Tito Díaz

Personal information
- Full name: Óscar Armando Díaz
- Date of birth: 15 October 1970
- Place of birth: El Salvador
- Date of death: 12 December 1998 (aged 28)
- Place of death: Santa Rosa de Lima, El Salvador
- Position: Forward

Senior career*
- Years: Team / Apps / (Gls)
- 1996: Municipal Limeño
- 1997–1998: FAS

International career
- 1997: El Salvador / 1 / (0)

= Tito Díaz =

Salvadoran footballer (1970-1998)

Óscar Armando Díaz (15 October 1970 – 12 December 1998), nicknamed Tito, was a Salvadoran professional footballer, prior to which had played football in High School.

==Club career==
Nicknamed Tito, Díaz played for FAS, forming the forward line with Marlon Medrano, and Municipal Limeño.

==International career==
Díaz made his debut for El Salvador in an April 1997 friendly match against Guatemala which proved to be his only international game. He was a non-playing squad member at the 1996 CONCACAF Gold Cup.

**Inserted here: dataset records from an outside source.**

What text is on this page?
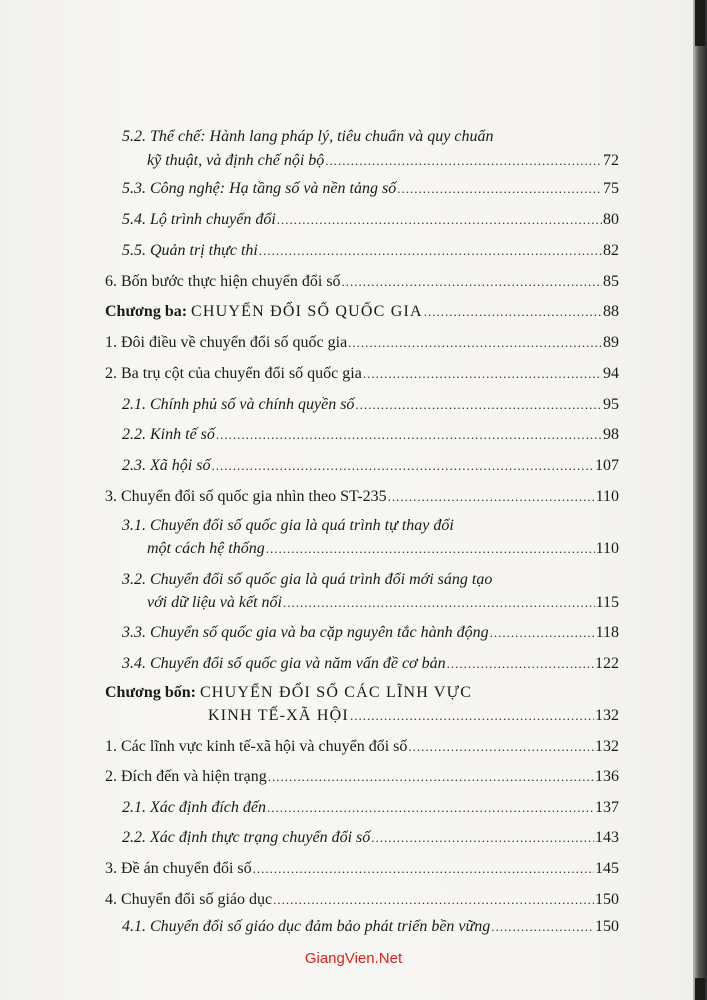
5.2. Thể chế: Hành lang pháp lý, tiêu chuẩn và quy chuẩn
kỹ thuật, và định chế nội bộ .....	72
5.3. Công nghệ: Hạ tầng số và nền tảng số .....	75
5.4. Lộ trình chuyển đổi .....	80
5.5. Quản trị thực thi .....	82
6. Bốn bước thực hiện chuyển đổi số .....	85
Chương ba: CHUYỂN ĐỔI SỐ QUỐC GIA .....	88
1. Đôi điều về chuyển đổi số quốc gia .....	89
2. Ba trụ cột của chuyển đổi số quốc gia .....	94
2.1. Chính phủ số và chính quyền số .....	95
2.2. Kinh tế số .....	98
2.3. Xã hội số .....	107
3. Chuyển đổi số quốc gia nhìn theo ST-235 .....	110
3.1. Chuyển đổi số quốc gia là quá trình tự thay đổi
một cách hệ thống .....	110
3.2. Chuyển đổi số quốc gia là quá trình đổi mới sáng tạo
với dữ liệu và kết nối .....	115
3.3. Chuyển số quốc gia và ba cặp nguyên tắc hành động .....	118
3.4. Chuyển đổi số quốc gia và năm vấn đề cơ bản .....	122
Chương bốn: CHUYỂN ĐỔI SỐ CÁC LĨNH VỰC
KINH TẾ-XÃ HỘI .....	132
1. Các lĩnh vực kinh tế-xã hội và chuyển đổi số .....	132
2. Đích đến và hiện trạng .....	136
2.1. Xác định đích đến .....	137
2.2. Xác định thực trạng chuyển đổi số .....	143
3. Đề án chuyển đổi số .....	145
4. Chuyển đổi số giáo dục .....	150
4.1. Chuyển đổi số giáo dục đảm bảo phát triển bền vững .....	150
GiangVien.Net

==Personal life and death==
Díaz was the son of Delfina Díaz de Escobar and José Carmen Escobar. Díaz was shot dead in a bar in Santa Rosa de Lima on 12 December 1998. In his honour, Municipal Limeño decided to withdraw the no. 10 jersey. The murder has never been solved.

Díaz's son, Cristian Bustillo, played for FESA and joined C.D. Águila in September 2011.